Here's a breakdown of what the method will do:

  1. Define a reuse identifier. This is a string that will be used to ensure we reuse annotation views as much as possible.
  2. Check whether the annotation we're creating a view for is one of our Capital objects.
  3. Try to dequeue an annotation view from the map view's pool of unused views.
  4. If it isn't able to find a reusable view, create a new one using MKPinAnnotationView and sets its canShowCallout property to true. This triggers the popup with the city name.
  5. Create a new UIButton using the built-in .detailDisclosure type. This is a small blue "i" symbol with a circle around it.
  6. If it can reuse a view, update that view to use a different annotation.
  7. If the annotation isn't from a capital city, it must return nil so iOS uses a default view.

We already used Interface Builder to make our view controller the delegate for the map view, but if you want code completion to work you should also update your code to declare that the class conforms. So, in ViewController.swift, find this line:

class ViewController: UIViewController {

And change it to this:

class ViewController: UIViewController, MKMapViewDelegate {

Put this method into your view controller, watching out for my numbered comments:

func mapView(_ mapView: MKMapView, viewFor annotation: MKAnnotation) -> MKAnnotationView? {
    // 1
    let identifier = "Capital"

    // 2
    if annotation is Capital {
        // 3
        var annotationView = mapView.dequeueReusableAnnotationView(withIdentifier: identifier)

        if annotationView == nil {
            //4
            annotationView = MKPinAnnotationView(annotation: annotation, reuseIdentifier: identifier)
            annotationView!.canShowCallout = true

            // 5
            let btn = UIButton(type: .detailDisclosure)
            annotationView!.rightCalloutAccessoryView = btn
        } else {
            // 6
            annotationView!.annotation = annotation
        }

        return annotationView
    }

    // 7
    return nil
}

You can press Cmd+R to run your app, and now if you tap on any pin you'll see a city's name as well as a button you can tap to show more information. Like I said, you don't need to use addTarget() to add an action to the button, because you'll automatically be told by the map view using a calloutAccessoryControlTapped method.

When this method is called, you'll be told what map view sent it (we only have one, so that's easy enough), what annotation view the button came from (this is useful), as well as the button that was tapped.

The annotation view contains a property called annotation, which will contain our Capital object. So, we can pull that out, typecast it as a Capital, then show its title and information in any way we want. The easiest for now is just to use a UIAlertController, so that's what we'll do.

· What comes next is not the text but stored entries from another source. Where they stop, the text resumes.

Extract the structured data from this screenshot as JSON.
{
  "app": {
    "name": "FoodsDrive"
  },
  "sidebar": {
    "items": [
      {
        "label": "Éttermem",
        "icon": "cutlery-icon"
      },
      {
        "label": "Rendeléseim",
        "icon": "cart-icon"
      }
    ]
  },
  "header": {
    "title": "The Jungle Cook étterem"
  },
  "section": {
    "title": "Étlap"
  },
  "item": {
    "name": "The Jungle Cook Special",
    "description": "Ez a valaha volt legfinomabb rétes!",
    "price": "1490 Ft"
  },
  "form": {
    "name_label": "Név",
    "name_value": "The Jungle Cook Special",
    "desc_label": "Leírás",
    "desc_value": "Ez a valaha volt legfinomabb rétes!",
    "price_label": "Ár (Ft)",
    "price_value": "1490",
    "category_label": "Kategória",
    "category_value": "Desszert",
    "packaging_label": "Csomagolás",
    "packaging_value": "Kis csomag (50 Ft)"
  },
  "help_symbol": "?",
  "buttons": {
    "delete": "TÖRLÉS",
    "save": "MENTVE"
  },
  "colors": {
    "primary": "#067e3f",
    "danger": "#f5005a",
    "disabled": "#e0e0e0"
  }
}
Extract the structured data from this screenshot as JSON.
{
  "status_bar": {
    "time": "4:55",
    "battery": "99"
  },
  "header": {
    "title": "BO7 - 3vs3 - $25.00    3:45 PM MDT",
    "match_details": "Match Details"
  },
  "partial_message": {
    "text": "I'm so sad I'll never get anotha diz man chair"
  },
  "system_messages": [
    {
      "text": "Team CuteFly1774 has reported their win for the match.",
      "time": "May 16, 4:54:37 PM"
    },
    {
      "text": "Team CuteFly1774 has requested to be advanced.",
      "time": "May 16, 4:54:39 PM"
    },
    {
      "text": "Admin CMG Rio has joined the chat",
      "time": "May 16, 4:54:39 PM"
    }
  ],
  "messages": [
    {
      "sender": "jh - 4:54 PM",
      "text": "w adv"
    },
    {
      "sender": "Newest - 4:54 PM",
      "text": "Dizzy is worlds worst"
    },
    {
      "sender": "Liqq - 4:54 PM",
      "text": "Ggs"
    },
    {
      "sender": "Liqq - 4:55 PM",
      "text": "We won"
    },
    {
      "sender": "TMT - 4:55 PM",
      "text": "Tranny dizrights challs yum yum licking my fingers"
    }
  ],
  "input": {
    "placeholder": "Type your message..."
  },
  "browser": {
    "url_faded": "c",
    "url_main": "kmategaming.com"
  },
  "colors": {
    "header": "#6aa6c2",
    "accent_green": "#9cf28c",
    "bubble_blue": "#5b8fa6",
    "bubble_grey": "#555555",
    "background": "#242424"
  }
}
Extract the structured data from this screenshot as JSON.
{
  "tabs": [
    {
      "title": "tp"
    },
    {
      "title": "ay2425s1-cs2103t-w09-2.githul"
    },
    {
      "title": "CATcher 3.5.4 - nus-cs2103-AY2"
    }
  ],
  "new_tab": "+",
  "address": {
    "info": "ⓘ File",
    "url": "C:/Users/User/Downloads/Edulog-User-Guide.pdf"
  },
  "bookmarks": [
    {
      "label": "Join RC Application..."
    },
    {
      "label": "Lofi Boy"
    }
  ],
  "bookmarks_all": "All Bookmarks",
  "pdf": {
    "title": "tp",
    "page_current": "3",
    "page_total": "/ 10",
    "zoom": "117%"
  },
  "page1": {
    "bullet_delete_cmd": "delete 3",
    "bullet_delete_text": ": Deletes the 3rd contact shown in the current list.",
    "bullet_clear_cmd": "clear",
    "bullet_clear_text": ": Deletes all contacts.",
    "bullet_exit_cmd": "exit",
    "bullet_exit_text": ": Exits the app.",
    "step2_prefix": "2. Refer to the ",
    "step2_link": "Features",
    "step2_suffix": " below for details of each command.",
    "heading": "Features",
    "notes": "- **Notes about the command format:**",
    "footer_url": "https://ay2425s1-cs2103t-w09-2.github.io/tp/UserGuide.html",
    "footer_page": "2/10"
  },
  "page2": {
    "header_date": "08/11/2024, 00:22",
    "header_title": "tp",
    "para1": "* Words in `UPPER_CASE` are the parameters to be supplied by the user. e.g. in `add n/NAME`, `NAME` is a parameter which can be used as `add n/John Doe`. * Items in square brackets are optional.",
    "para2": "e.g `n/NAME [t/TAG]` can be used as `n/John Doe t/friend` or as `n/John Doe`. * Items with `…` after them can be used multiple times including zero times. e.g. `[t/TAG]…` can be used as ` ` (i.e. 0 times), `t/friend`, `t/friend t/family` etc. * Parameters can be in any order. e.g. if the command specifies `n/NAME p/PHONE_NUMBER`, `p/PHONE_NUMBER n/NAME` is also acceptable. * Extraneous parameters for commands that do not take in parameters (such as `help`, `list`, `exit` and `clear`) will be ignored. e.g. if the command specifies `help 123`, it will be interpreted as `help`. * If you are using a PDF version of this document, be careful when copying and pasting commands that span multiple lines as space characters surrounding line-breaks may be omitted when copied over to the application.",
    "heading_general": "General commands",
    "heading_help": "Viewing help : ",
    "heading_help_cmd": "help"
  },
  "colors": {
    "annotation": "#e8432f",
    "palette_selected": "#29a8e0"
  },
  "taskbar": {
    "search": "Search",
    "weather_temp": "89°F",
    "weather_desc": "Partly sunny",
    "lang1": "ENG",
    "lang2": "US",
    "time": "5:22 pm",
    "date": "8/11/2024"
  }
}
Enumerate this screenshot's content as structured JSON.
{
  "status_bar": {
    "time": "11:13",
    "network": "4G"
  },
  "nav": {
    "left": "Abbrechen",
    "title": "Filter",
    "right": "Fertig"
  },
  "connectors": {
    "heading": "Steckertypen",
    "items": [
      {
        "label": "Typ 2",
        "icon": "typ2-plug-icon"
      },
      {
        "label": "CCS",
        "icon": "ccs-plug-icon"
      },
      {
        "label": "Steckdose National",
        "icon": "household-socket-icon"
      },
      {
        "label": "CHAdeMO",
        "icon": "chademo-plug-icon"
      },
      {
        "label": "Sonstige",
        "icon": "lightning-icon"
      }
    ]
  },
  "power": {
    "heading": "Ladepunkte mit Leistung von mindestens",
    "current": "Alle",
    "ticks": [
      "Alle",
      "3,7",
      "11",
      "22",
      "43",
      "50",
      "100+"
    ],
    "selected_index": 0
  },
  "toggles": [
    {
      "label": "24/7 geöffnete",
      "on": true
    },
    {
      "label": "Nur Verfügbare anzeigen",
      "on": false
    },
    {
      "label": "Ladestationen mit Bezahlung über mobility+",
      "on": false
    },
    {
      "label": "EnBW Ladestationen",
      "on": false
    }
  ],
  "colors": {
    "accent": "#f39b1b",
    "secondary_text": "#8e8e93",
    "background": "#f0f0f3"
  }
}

Add this code to your view controller, just beneath the previous method:

func mapView(_ mapView: MKMapView, annotationView view: MKAnnotationView, calloutAccessoryControlTapped control: UIControl) {
    let capital = view.annotation as! Capital
    let placeName = capital.title
    let placeInfo = capital.info

    let ac = UIAlertController(title: placeName, message: placeInfo, preferredStyle: .alert)
    ac.addAction(UIAlertAction(title: "OK", style: .default))
    present(ac, animated: true)
}

With that, the project is done. We have pins in place, city names being showed when the pins are tapped, and more information popping up when requested. Perfect!

Now that we have customized the map pins, users can tap the 'i' button to see some detail about each city.